Thursday, July 3, 2014

Let's Celebrate the 4th of July and the Spirit of FREEDOM!


Please take few minutes on this special day and reflect on what FREEDOM means to you and what you are willing to do, to sacrifice to maintain it.




The Declaration Of Independence





 

Let's NOT Forget - We Are Americans







Whether we realize it or not over the past few decades we have been losing our freedoms at an alarming rate and slowly becoming slaves to the state. 

With the opposition party for it's own purposes willing to maintain status qou, using tactics developed by Saul Alinski in the “Rules for Radicals” the progressives are slowly turning America into a socialist state with almost no opposition. 

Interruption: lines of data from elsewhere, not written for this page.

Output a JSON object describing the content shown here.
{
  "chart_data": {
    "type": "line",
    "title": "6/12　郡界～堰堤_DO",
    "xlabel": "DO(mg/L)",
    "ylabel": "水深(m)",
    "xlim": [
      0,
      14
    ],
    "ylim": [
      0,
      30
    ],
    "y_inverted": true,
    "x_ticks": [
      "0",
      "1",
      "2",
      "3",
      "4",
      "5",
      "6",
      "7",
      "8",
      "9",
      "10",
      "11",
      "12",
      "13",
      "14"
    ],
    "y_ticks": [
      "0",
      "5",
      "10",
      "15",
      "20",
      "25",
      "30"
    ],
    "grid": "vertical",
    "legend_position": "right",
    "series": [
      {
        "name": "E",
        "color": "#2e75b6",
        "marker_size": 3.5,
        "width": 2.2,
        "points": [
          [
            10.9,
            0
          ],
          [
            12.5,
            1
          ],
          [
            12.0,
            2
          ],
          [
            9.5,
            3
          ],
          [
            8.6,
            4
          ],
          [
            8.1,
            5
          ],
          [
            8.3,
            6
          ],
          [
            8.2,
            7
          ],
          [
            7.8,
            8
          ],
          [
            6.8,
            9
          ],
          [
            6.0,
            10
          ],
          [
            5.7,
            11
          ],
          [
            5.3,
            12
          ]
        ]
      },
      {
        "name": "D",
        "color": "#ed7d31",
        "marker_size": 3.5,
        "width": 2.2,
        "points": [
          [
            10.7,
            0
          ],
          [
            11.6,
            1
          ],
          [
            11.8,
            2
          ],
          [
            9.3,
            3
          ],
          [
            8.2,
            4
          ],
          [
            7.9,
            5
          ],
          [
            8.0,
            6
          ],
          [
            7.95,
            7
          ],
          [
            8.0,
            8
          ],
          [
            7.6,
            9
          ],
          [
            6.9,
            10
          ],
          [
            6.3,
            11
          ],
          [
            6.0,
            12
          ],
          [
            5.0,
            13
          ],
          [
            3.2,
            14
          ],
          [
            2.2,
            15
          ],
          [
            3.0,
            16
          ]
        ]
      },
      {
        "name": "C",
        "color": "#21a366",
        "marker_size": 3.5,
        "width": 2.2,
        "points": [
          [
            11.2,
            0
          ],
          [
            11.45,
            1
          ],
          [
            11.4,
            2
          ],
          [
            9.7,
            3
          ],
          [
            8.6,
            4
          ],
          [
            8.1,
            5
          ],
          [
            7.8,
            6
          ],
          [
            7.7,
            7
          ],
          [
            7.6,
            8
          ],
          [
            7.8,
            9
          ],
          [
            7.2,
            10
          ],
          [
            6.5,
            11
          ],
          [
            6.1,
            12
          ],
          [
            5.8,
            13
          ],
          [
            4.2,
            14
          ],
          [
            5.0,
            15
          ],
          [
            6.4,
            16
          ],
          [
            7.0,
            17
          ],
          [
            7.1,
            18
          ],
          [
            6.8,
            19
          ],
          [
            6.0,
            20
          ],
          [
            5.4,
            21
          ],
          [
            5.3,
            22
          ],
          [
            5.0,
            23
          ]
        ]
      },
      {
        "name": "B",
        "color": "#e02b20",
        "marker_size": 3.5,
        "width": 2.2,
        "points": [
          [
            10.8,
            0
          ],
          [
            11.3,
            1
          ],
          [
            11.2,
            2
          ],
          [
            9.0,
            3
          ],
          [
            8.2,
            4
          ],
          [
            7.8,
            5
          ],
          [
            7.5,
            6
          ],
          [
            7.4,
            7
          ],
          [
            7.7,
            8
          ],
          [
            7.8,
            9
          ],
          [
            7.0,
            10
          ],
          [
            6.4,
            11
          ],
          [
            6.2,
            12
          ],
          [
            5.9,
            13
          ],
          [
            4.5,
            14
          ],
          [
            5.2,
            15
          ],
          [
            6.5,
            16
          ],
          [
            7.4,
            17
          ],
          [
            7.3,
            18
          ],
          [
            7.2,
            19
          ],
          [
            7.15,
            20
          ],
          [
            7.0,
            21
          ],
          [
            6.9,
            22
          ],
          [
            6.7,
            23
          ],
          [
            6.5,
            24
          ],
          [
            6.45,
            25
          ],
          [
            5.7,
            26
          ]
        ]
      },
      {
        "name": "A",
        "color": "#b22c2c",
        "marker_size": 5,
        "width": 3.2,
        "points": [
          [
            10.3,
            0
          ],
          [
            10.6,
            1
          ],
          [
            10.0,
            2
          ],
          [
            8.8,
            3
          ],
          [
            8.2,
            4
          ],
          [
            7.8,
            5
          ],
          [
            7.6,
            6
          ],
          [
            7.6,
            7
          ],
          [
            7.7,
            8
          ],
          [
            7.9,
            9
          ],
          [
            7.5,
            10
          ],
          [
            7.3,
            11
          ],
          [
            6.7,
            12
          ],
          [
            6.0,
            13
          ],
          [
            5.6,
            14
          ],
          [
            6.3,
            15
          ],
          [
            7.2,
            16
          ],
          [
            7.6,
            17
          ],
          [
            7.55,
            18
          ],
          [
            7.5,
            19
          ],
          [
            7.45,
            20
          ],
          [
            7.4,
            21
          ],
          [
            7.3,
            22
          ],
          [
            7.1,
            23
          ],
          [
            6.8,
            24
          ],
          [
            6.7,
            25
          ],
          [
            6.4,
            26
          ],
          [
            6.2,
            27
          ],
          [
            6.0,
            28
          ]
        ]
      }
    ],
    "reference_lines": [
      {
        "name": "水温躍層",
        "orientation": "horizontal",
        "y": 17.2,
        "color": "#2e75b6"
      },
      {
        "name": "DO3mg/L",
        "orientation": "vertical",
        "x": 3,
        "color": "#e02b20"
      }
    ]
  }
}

Sen. Ted Cruz, a leading opponent, writing in The Wall Street Journal, said, “Of all the troubling aspects of the Obama presidency, none is more dangerous than the President’s persistent pattern of lawlessness, his willingness to disregard the written law and instead enforce his own policies via executive fiat…the President’s taste for unilateral action to circumvent Congress should concern every citizen, regardless of party or ideology.” Americans will soon have little recourse against a government intent on controlling every aspect of their lives, spying on them, and arresting them for criticizing it.

Similar situation existed in 1939. Here is one man's experience with keeping quit and not being concerned as found in the Congressional Record, October 14, 1968:

 

"When Hitler attacked the Jews I was not a Jew, therefore I was not concerned. And when Hitler attacked the Catholics, I was not a Catholic, and therefore, I was not concerned. And when Hitler attacked the unions and the industrialists, I was not a member of the unions and I was not concerned. Then Hitler attacked me and the Protestant church -- and there was nobody left to be concerned."

Pastor Martin Niemoller, Berlin, 1939.
Martin Niemoller was a pastor in the German Confessing Church who spent eight and one-half years in a Nazi concentration camp.